We often hear about someone’s knee being unstable in that it buckles or that they dot have confidence in it on an uneven surface.

A similar condition exists in the ankle but this is often under recognised and as a result often not diagnosed. It is less frequent than knee instability but for those who are affected it can be quite disabling.

Ankle instability is a sensation of or true going over of the ankle on uneven surfaces. It maybe uneven ground, it maybe the sensory pavement, it maybe ladies wearing heels where just not being flat on the floor makes their ankle feel loose.

The commonest cause is damage to the ankle ligaments. The ligaments are the natural check reins of the ankle. They are not always actively being used but when our ankle goes into certain positions such as an inward twist they tighten up and stop the ankle moving too much or “going over” or “getting sprained”. It’s not normal for people to keep spraining their ankles.

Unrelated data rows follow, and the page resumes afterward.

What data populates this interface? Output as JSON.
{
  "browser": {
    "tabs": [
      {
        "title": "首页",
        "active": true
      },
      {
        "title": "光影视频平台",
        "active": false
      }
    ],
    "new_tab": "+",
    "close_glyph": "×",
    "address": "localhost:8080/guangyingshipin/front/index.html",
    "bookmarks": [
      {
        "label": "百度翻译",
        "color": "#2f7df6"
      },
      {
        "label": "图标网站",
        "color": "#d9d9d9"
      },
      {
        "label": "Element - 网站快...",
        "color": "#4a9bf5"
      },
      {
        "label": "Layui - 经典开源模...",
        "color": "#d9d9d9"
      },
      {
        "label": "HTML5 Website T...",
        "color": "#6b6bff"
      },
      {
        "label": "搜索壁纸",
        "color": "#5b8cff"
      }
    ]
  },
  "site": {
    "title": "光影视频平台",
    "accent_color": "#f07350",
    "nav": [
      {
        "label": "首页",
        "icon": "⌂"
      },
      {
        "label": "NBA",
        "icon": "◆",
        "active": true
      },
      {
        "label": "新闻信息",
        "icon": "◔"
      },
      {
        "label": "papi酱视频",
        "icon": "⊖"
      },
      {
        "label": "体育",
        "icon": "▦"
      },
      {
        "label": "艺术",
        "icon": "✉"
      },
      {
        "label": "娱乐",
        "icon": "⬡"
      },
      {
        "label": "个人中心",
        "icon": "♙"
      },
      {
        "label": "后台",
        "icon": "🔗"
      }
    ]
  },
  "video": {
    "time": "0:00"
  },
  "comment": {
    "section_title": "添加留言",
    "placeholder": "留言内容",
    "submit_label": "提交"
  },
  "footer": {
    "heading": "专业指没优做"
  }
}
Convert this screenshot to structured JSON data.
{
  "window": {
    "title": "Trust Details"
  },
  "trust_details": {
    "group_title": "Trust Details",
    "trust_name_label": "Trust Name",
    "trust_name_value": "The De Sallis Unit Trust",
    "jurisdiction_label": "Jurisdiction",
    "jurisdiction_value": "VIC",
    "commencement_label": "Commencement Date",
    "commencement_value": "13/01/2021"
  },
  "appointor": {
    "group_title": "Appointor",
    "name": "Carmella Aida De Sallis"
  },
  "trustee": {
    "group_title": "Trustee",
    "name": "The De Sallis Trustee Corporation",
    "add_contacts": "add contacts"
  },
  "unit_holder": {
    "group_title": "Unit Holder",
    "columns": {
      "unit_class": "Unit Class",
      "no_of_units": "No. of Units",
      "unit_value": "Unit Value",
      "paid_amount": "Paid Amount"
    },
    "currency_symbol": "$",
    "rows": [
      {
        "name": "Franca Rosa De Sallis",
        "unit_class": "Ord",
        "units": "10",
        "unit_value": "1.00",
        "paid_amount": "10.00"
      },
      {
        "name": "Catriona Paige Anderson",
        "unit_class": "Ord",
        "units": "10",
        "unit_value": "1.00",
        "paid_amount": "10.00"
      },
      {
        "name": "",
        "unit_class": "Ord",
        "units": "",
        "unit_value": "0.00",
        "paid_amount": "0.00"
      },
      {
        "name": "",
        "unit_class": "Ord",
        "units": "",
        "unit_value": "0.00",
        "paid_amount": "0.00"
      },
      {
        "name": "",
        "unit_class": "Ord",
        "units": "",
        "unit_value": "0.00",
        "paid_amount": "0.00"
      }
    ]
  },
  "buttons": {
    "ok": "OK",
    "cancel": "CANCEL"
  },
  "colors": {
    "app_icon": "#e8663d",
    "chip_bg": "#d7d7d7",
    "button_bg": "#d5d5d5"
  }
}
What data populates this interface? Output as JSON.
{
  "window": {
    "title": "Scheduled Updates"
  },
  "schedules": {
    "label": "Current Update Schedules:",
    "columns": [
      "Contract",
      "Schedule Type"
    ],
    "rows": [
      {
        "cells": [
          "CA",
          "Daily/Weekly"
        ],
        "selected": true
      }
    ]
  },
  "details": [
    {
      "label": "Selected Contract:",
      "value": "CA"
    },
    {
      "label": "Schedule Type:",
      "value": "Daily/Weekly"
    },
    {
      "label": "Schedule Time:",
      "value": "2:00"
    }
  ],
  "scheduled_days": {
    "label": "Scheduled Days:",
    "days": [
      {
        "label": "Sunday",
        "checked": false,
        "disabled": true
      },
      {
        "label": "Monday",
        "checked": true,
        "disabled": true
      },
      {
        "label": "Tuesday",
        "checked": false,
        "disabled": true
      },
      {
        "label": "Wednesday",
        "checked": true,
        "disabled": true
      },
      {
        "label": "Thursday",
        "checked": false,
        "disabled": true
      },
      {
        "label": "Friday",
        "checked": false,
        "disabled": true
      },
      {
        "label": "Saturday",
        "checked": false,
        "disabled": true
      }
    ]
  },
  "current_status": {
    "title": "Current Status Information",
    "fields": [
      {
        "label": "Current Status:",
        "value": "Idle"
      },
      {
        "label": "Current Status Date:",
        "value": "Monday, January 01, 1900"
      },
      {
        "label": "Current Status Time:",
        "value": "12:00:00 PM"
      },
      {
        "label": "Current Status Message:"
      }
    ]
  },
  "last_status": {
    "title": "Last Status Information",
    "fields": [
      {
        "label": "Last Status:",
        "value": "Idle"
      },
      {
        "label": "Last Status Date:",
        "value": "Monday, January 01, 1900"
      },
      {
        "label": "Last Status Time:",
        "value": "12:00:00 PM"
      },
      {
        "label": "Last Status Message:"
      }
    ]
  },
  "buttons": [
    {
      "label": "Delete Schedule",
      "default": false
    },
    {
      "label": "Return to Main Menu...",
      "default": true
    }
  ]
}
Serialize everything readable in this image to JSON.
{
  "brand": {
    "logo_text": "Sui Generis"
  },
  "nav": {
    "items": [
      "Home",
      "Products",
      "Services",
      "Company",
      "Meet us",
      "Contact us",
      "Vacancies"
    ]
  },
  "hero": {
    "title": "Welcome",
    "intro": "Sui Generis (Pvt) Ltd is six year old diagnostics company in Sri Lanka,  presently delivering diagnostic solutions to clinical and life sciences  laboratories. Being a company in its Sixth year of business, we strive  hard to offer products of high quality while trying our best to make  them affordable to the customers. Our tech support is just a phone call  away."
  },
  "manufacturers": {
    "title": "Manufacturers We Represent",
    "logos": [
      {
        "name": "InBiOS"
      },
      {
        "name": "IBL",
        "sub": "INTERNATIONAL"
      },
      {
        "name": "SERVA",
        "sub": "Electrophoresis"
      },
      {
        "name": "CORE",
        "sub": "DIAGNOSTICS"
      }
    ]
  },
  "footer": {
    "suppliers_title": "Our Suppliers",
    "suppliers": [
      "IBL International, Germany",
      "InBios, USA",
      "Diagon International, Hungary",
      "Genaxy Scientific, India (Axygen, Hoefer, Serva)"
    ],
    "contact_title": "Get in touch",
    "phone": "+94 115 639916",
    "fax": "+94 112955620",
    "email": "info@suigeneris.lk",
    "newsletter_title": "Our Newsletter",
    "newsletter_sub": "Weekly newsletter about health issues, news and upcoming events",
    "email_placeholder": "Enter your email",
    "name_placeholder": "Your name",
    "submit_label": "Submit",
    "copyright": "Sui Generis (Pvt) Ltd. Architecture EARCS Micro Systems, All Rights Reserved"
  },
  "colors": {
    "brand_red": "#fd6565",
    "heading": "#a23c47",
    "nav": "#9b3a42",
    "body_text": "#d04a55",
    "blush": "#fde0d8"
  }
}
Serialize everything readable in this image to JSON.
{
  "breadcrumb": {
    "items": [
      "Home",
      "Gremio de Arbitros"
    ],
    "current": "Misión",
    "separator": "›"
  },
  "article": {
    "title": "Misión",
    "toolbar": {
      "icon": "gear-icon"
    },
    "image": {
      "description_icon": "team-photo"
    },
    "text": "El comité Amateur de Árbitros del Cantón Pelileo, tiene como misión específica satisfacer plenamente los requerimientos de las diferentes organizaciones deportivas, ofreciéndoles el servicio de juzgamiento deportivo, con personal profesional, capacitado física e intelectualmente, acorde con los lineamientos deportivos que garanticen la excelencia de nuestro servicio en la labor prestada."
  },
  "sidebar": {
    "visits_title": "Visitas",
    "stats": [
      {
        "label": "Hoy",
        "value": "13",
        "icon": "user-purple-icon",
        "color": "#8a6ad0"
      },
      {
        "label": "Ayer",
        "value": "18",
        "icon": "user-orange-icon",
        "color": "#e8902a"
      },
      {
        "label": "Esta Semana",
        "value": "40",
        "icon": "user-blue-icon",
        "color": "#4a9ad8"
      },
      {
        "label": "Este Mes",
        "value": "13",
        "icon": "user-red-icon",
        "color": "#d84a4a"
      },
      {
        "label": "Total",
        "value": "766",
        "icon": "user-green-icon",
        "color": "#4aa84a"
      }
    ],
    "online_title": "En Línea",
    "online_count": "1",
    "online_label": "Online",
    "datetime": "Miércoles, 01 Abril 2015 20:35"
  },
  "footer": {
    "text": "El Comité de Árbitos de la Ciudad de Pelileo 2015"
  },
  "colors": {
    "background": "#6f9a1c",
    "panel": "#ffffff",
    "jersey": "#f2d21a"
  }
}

The ligament themselves, especially the anterior talofibular ligament or ATFL is a very thin ligament only a couple of millimetres thick. It rarely tears completely but just becomes incompetent and loose. Sometimes as it becomes thickened due to scarring the tissue pinches in the ankle, giving the sensation of something catching – a bit like a pebble in you shoe. The ankle never feels natural.

Physiotherapy certainly helps in over half the cases by strengthening the muscles that also help stabilise the ankle joint. Using a brace during sport or other vulnerable activities can also help.

Cue Nick from Health and Fitness Solutions. I have known Nick on a professional level for some years and he has helped rehabilitate many of my patients. Nick is a keen sportsman but his ankle kept limiting his performance or abilty to do simpler tasks such as even running a short distance.

Obviously as a leading physio I knew he was compliant with the exercises and had tried all the less invasive options.

Despite this Nicks ankle kept going over and swelling due to lots of bone spurs, tissue build up and very lax ligaments. Given he had tried all other measures we decided that the only definitive solution was surgery.

It was an honour to treat Nick but then as a colleague and friend I cant say it wasn’t stressful for me! Physios have a habit of analysing each motion and tender spot in the ankle in great detail so the work will be critiqued! I performed an extensive ankle arthroscopy and tightened/ reconstructed his ankle ligaments.

I learnt a lot from Nick. He is self-employed; if he doesn’t work he doesn’t get paid. We fast tracked his rehab and I was a little apprehensive about Nick returning to work as early as a week after op. But we didn’t encounter any issues or problems. Indeed it’s fair to say that now in complaint patients I also encourage a more rapid rehab as in Nick’s case.

So how is he doing? Well he still speaks to me and refers other ankle patients to me that’s a good start! On a serious note I did feel a certain pride when Nick ran the Paris Marathon in an admirable 3hr 43min. Not bad for a first timer just nine months post surgery. This in someone whose ankle was “so smashed that I hadn’t run in years.”